Yes, the genes for ADPKD are dominant, which means that inheriting only one mutated copy of the PKD1 or PKD2 gene from an affected parent is sufficient to cause the disease. There is no carrier state with a dominant disease, and it does not skip a generation. This means that the disease will eventually manifest as you get older and that all generations have the potential to be affected. If you have a mutation, at some point in your life at least some of the symptoms of the disease will probably occur, although they could be very mild. When an at-risk individual does not have a mutation for ADPKD, he/she is not affected and the disease cannot be passed to the next generation.

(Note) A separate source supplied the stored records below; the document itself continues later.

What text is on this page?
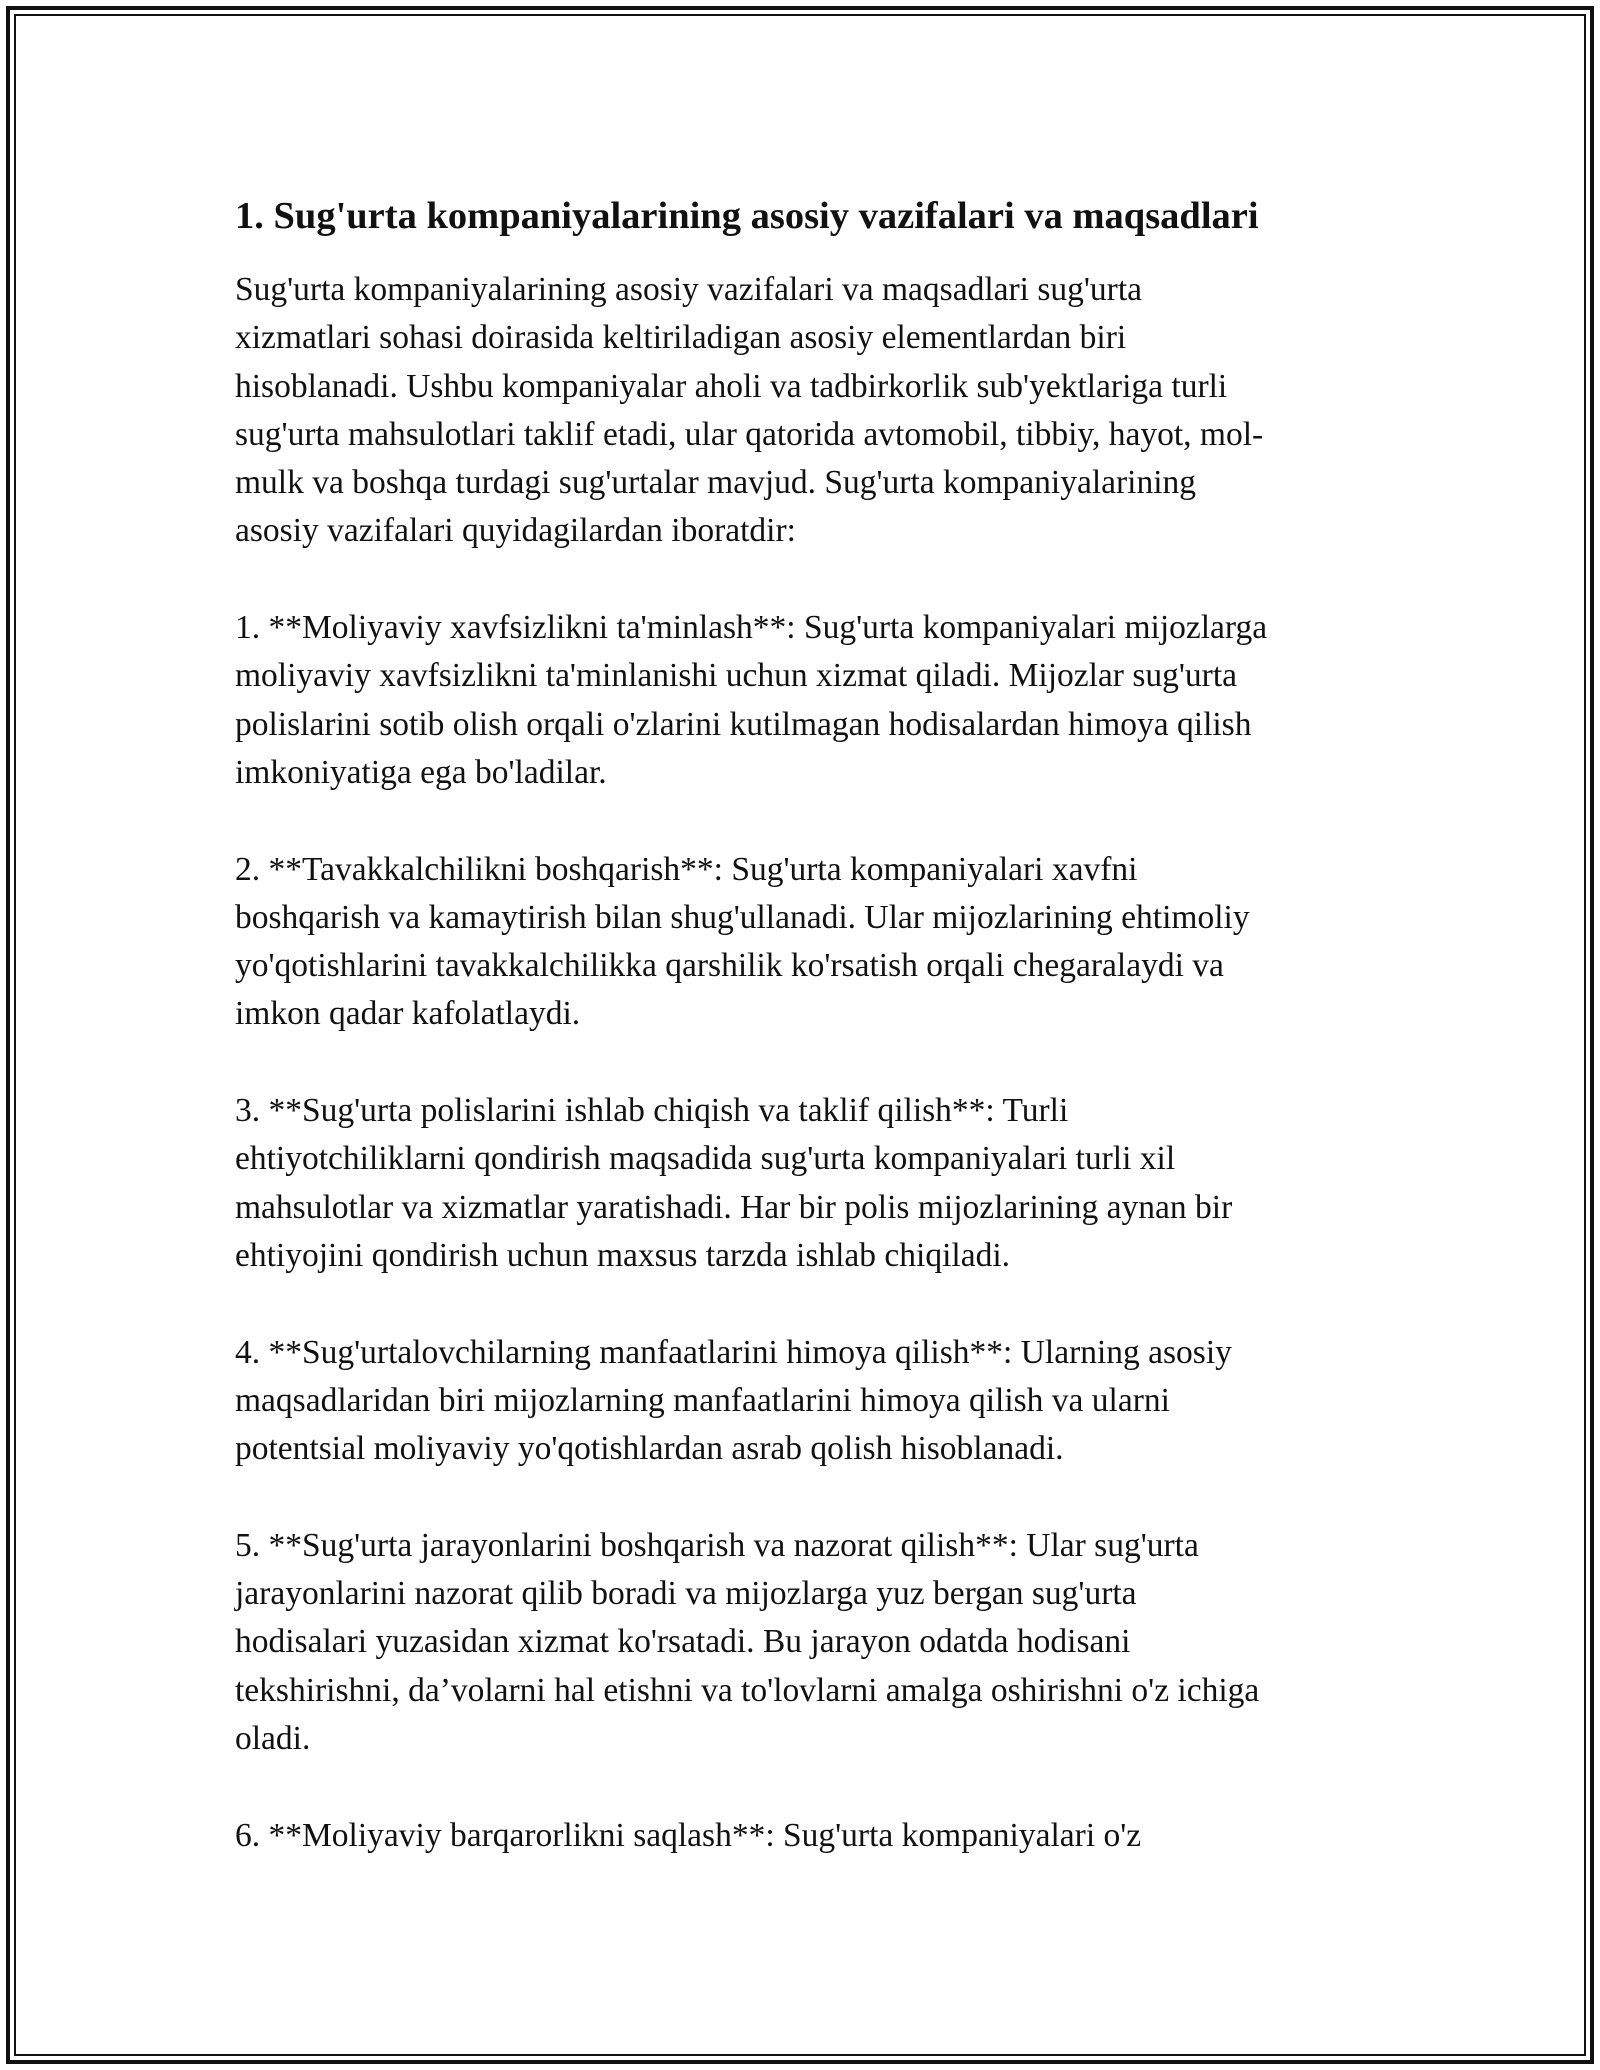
1. Sug'urta kompaniyalarining asosiy vazifalari va maqsadlari
Sug'urta kompaniyalarining asosiy vazifalari va maqsadlari sug'urta
xizmatlari sohasi doirasida keltiriladigan asosiy elementlardan biri
hisoblanadi. Ushbu kompaniyalar aholi va tadbirkorlik sub'yektlariga turli
sug'urta mahsulotlari taklif etadi, ular qatorida avtomobil, tibbiy, hayot, mol-
mulk va boshqa turdagi sug'urtalar mavjud. Sug'urta kompaniyalarining
asosiy vazifalari quyidagilardan iboratdir:
1. **Moliyaviy xavfsizlikni ta'minlash**: Sug'urta kompaniyalari mijozlarga
moliyaviy xavfsizlikni ta'minlanishi uchun xizmat qiladi. Mijozlar sug'urta
polislarini sotib olish orqali o'zlarini kutilmagan hodisalardan himoya qilish
imkoniyatiga ega bo'ladilar.
2. **Tavakkalchilikni boshqarish**: Sug'urta kompaniyalari xavfni
boshqarish va kamaytirish bilan shug'ullanadi. Ular mijozlarining ehtimoliy
yo'qotishlarini tavakkalchilikka qarshilik ko'rsatish orqali chegaralaydi va
imkon qadar kafolatlaydi.
3. **Sug'urta polislarini ishlab chiqish va taklif qilish**: Turli
ehtiyotchiliklarni qondirish maqsadida sug'urta kompaniyalari turli xil
mahsulotlar va xizmatlar yaratishadi. Har bir polis mijozlarining aynan bir
ehtiyojini qondirish uchun maxsus tarzda ishlab chiqiladi.
4. **Sug'urtalovchilarning manfaatlarini himoya qilish**: Ularning asosiy
maqsadlaridan biri mijozlarning manfaatlarini himoya qilish va ularni
potentsial moliyaviy yo'qotishlardan asrab qolish hisoblanadi.
5. **Sug'urta jarayonlarini boshqarish va nazorat qilish**: Ular sug'urta
jarayonlarini nazorat qilib boradi va mijozlarga yuz bergan sug'urta
hodisalari yuzasidan xizmat ko'rsatadi. Bu jarayon odatda hodisani
tekshirishni, da’volarni hal etishni va to'lovlarni amalga oshirishni o'z ichiga
oladi.
6. **Moliyaviy barqarorlikni saqlash**: Sug'urta kompaniyalari o'z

This does not mean that everyone who gets the ADPKD gene will have the same signs or symptoms or the same course of the disease. There is a wide spectrum of severity within ADPKD. At one end are children who are diagnosed before birth or in the first year of life with cysts or big kidneys, at the other end are people who have few symptoms, even when they are much older. It is important to note that some individuals (especially those with a PKD2 or non-inactivating PKD1 mutation) are more likely to live a normal life span and die of other causes before there is a need for dialysis or transplantation. A majority of patients with ADPKD will fall in the middle and at some point in their life will have some signs or symptoms associated with ADPKD.

Will everyone with a mutation in the same family have the same type of ADPKD?

Yes, all affected ADPKD patients with the same mutation in a family will have the same type of ADPKD. However, their signs, symptoms and course of the disease are often different. The most dramatic example of this occurs in families with children who are diagnosed before birth or in the first year of life. These children have symptoms long before their parents. Sometimes the parent may not even be aware they have ADPKD until after their child is diagnosed. Significant kidney disease variability within ADPKD families suggest other genetic and environmental factors can modify the severity of this disease.